Dismantling Racism, Building the Kingdom
Although President Obama has lamented the failure of Americans to eradicate many of the injustices African-Americans still face in the United States, he distanced himself from his pastor, the Rev. Jeremiah Wright, with what is called in Christian theology a "strong” doctrine of grace. In his speech in Philadelphia, Obama maintained that Rev. Wright had erred in claiming that racism is endemic to the United States in the sense that the incorrigibility of white oppressors will continue to breed racial oppression because they and the system they dominate cannot change. In theological terms, this is tantamount to stating that God's grace cannot overcome the propensity of white oppressors to keep their black brothers and sisters down.
In Obama's view, however, some of the shackles of prejudice have already been broken. Theologically, he appears to see God's grace already at work in the conversion of many whites and in the gradual improvement of society. Obama maintains the hope that racism will eventually be purged from America.
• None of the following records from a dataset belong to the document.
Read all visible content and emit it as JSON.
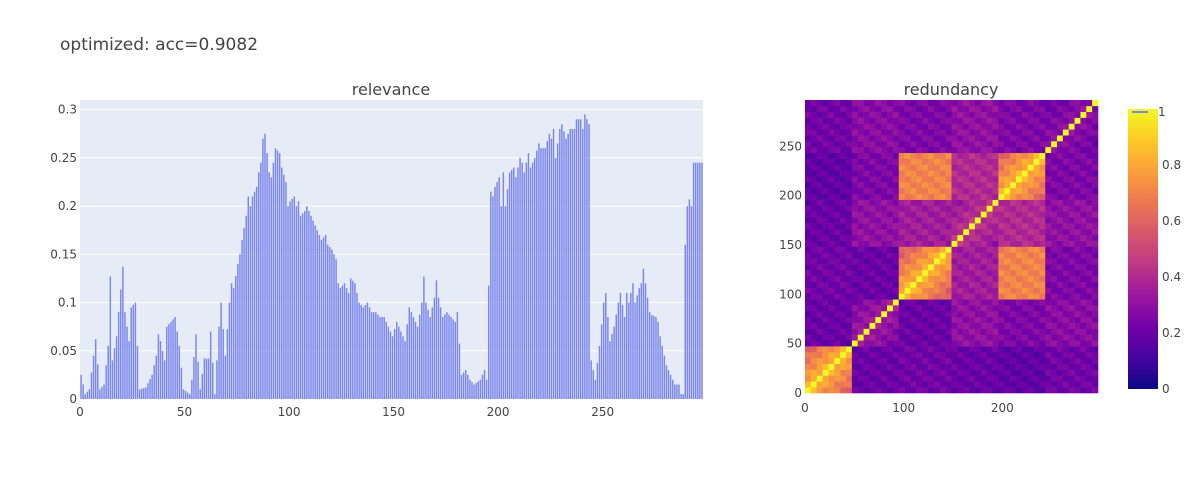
{
  "figure_title": "optimized: acc=0.9082",
  "legend_label": "1",
  "chart_data": [
    {
      "type": "bar",
      "title": "relevance",
      "xlabel": "",
      "ylabel": "",
      "xlim": [
        0,
        298
      ],
      "ylim": [
        0,
        0.31
      ],
      "xticks": [
        0,
        50,
        100,
        150,
        200,
        250
      ],
      "yticks": [
        0,
        0.05,
        0.1,
        0.15,
        0.2,
        0.25,
        0.3
      ],
      "ytick_labels": [
        "0",
        "0.05",
        "0.1",
        "0.15",
        "0.2",
        "0.25",
        "0.3"
      ],
      "bar_color": "#7c86ec",
      "plot_bgcolor": "#e5ecf6",
      "grid": true,
      "keypoints": [
        [
          0,
          0.025
        ],
        [
          2,
          0.005
        ],
        [
          4,
          0.01
        ],
        [
          6,
          0.045
        ],
        [
          7,
          0.062
        ],
        [
          9,
          0.01
        ],
        [
          11,
          0.015
        ],
        [
          13,
          0.055
        ],
        [
          14,
          0.127
        ],
        [
          15,
          0.04
        ],
        [
          17,
          0.065
        ],
        [
          18,
          0.09
        ],
        [
          20,
          0.137
        ],
        [
          21,
          0.09
        ],
        [
          23,
          0.06
        ],
        [
          24,
          0.095
        ],
        [
          26,
          0.1
        ],
        [
          28,
          0.01
        ],
        [
          31,
          0.012
        ],
        [
          34,
          0.025
        ],
        [
          36,
          0.045
        ],
        [
          37,
          0.067
        ],
        [
          38,
          0.06
        ],
        [
          40,
          0.04
        ],
        [
          41,
          0.075
        ],
        [
          43,
          0.08
        ],
        [
          45,
          0.085
        ],
        [
          47,
          0.055
        ],
        [
          49,
          0.01
        ],
        [
          52,
          0.005
        ],
        [
          53,
          0.02
        ],
        [
          55,
          0.067
        ],
        [
          57,
          0.01
        ],
        [
          59,
          0.042
        ],
        [
          61,
          0.042
        ],
        [
          62,
          0.07
        ],
        [
          64,
          0.005
        ],
        [
          66,
          0.075
        ],
        [
          67,
          0.1
        ],
        [
          69,
          0.045
        ],
        [
          71,
          0.1
        ],
        [
          72,
          0.12
        ],
        [
          73,
          0.115
        ],
        [
          75,
          0.14
        ],
        [
          76,
          0.15
        ],
        [
          77,
          0.165
        ],
        [
          79,
          0.19
        ],
        [
          80,
          0.21
        ],
        [
          81,
          0.2
        ],
        [
          82,
          0.21
        ],
        [
          84,
          0.22
        ],
        [
          85,
          0.235
        ],
        [
          86,
          0.245
        ],
        [
          87,
          0.27
        ],
        [
          88,
          0.275
        ],
        [
          89,
          0.255
        ],
        [
          90,
          0.235
        ],
        [
          91,
          0.23
        ],
        [
          92,
          0.245
        ],
        [
          93,
          0.26
        ],
        [
          95,
          0.255
        ],
        [
          96,
          0.24
        ],
        [
          98,
          0.225
        ],
        [
          99,
          0.2
        ],
        [
          100,
          0.205
        ],
        [
          102,
          0.21
        ],
        [
          103,
          0.2
        ],
        [
          104,
          0.205
        ],
        [
          105,
          0.19
        ],
        [
          107,
          0.195
        ],
        [
          108,
          0.2
        ],
        [
          110,
          0.19
        ],
        [
          112,
          0.18
        ],
        [
          114,
          0.17
        ],
        [
          115,
          0.165
        ],
        [
          117,
          0.17
        ],
        [
          118,
          0.16
        ],
        [
          120,
          0.155
        ],
        [
          122,
          0.145
        ],
        [
          123,
          0.12
        ],
        [
          124,
          0.115
        ],
        [
          126,
          0.12
        ],
        [
          128,
          0.11
        ],
        [
          129,
          0.125
        ],
        [
          131,
          0.12
        ],
        [
          133,
          0.1
        ],
        [
          135,
          0.095
        ],
        [
          137,
          0.1
        ],
        [
          139,
          0.09
        ],
        [
          141,
          0.09
        ],
        [
          143,
          0.085
        ],
        [
          145,
          0.085
        ],
        [
          147,
          0.075
        ],
        [
          149,
          0.065
        ],
        [
          151,
          0.08
        ],
        [
          153,
          0.07
        ],
        [
          155,
          0.06
        ],
        [
          157,
          0.095
        ],
        [
          159,
          0.085
        ],
        [
          161,
          0.075
        ],
        [
          163,
          0.1
        ],
        [
          164,
          0.127
        ],
        [
          165,
          0.1
        ],
        [
          167,
          0.085
        ],
        [
          169,
          0.105
        ],
        [
          170,
          0.123
        ],
        [
          171,
          0.105
        ],
        [
          173,
          0.085
        ],
        [
          175,
          0.09
        ],
        [
          177,
          0.085
        ],
        [
          179,
          0.08
        ],
        [
          180,
          0.09
        ],
        [
          182,
          0.025
        ],
        [
          184,
          0.03
        ],
        [
          186,
          0.02
        ],
        [
          188,
          0.015
        ],
        [
          191,
          0.02
        ],
        [
          193,
          0.03
        ],
        [
          194,
          0.02
        ],
        [
          196,
          0.215
        ],
        [
          197,
          0.21
        ],
        [
          198,
          0.22
        ],
        [
          199,
          0.225
        ],
        [
          200,
          0.23
        ],
        [
          201,
          0.2
        ],
        [
          202,
          0.235
        ],
        [
          203,
          0.2
        ],
        [
          205,
          0.235
        ],
        [
          207,
          0.24
        ],
        [
          208,
          0.23
        ],
        [
          210,
          0.25
        ],
        [
          211,
          0.245
        ],
        [
          212,
          0.235
        ],
        [
          214,
          0.255
        ],
        [
          215,
          0.24
        ],
        [
          217,
          0.25
        ],
        [
          219,
          0.265
        ],
        [
          220,
          0.26
        ],
        [
          222,
          0.26
        ],
        [
          224,
          0.275
        ],
        [
          225,
          0.27
        ],
        [
          226,
          0.28
        ],
        [
          227,
          0.25
        ],
        [
          229,
          0.28
        ],
        [
          230,
          0.285
        ],
        [
          232,
          0.27
        ],
        [
          234,
          0.28
        ],
        [
          236,
          0.28
        ],
        [
          237,
          0.29
        ],
        [
          239,
          0.29
        ],
        [
          240,
          0.28
        ],
        [
          241,
          0.295
        ],
        [
          242,
          0.29
        ],
        [
          243,
          0.285
        ],
        [
          244,
          0.04
        ],
        [
          246,
          0.02
        ],
        [
          248,
          0.055
        ],
        [
          250,
          0.1
        ],
        [
          251,
          0.11
        ],
        [
          253,
          0.06
        ],
        [
          255,
          0.075
        ],
        [
          257,
          0.1
        ],
        [
          258,
          0.11
        ],
        [
          260,
          0.085
        ],
        [
          261,
          0.11
        ],
        [
          262,
          0.1
        ],
        [
          264,
          0.12
        ],
        [
          265,
          0.1
        ],
        [
          267,
          0.115
        ],
        [
          268,
          0.12
        ],
        [
          269,
          0.135
        ],
        [
          270,
          0.12
        ],
        [
          272,
          0.09
        ],
        [
          273,
          0.087
        ],
        [
          275,
          0.085
        ],
        [
          276,
          0.08
        ],
        [
          277,
          0.065
        ],
        [
          279,
          0.045
        ],
        [
          280,
          0.035
        ],
        [
          282,
          0.025
        ],
        [
          284,
          0.015
        ],
        [
          286,
          0.015
        ],
        [
          287,
          0.005
        ],
        [
          288,
          0.005
        ],
        [
          289,
          0.16
        ],
        [
          290,
          0.2
        ],
        [
          291,
          0.207
        ],
        [
          292,
          0.2
        ],
        [
          293,
          0.245
        ]
      ]
    },
    {
      "type": "heatmap",
      "title": "redundancy",
      "xlim": [
        0,
        297
      ],
      "ylim": [
        0,
        297
      ],
      "xticks": [
        0,
        100,
        200
      ],
      "yticks": [
        0,
        50,
        100,
        150,
        200,
        250
      ],
      "colorscale": [
        "#0d0887",
        "#46039f",
        "#7201a8",
        "#9c179e",
        "#bd3786",
        "#d8576b",
        "#ed7953",
        "#fb9f3a",
        "#fdca26",
        "#f0f921"
      ],
      "colorbar_ticks": [
        0,
        0.2,
        0.4,
        0.6,
        0.8
      ],
      "colorbar_min": 0,
      "colorbar_max": 1,
      "block_edges": [
        0,
        48,
        98,
        147,
        196,
        245,
        297
      ],
      "block_values": [
        [
          0.85,
          0.2,
          0.22,
          0.2,
          0.18,
          0.22
        ],
        [
          0.2,
          0.35,
          0.2,
          0.3,
          0.25,
          0.28
        ],
        [
          0.22,
          0.2,
          0.85,
          0.35,
          0.7,
          0.25
        ],
        [
          0.2,
          0.3,
          0.35,
          0.45,
          0.4,
          0.3
        ],
        [
          0.18,
          0.25,
          0.7,
          0.4,
          0.85,
          0.25
        ],
        [
          0.22,
          0.28,
          0.25,
          0.3,
          0.25,
          0.3
        ]
      ],
      "diagonal_value": 1.0
    }
  ]
}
Anyone who reads his speeches or books, however, understands that Obama knows this will be an arduous task. The president has proposed measures to move us toward this goal. Among them are more vigorous enforcement of civil rights by the Department of Justice, rectifying inequities caused by pay discrimination, ensuring that children of minorities and the poor have good educational opportunities, the elimination of racial disparities in the judicial system and fair access to credit for minorities.
Obama's hopeful stance on racism resembles the best thinking in Catholic theology on the powerful presence of sin in the world and the ability of God's grace to overcome it through the action of the Holy Spirit, working in and through God's children. This teaching is beautifully expressed in the "Pastoral Constitution on the Church in the Modern World” (Gaudium et Spes). Here the bishops of the Second Vatican Council describe human activity infected by sin but "purified and perfected by the power of Christ's Cross and Resurrection.” They contend that creating a more just and peaceful society contributes to the building of the kingdom of God. In other words, with the aid of God's grace, "we shall overcome.”
The U.S. bishops also translate this Catholic optimism into specific policies, resembling those of Obama. Cardinal George, for example, urged fair access to decent housing and credit for minorities, good schools, "equal pay and employment for women and minorities,” an equitable justice system and "voting for public officials committed to racial and systemic justice.” And Archbishop Harry Flynn of St. Paul and Minneapolis argued in 2003 that we can and must address the many "root causes” of racism and promote the economic and social rights of the poor, thereby enabling minorities to participate fully in society. Succinctly stated, both Obama and the bishops believe in the power of humans to be instruments of change, aided by God's grace. Would that all Americans recognize the work that still needs to be done and affirm our ability to do it.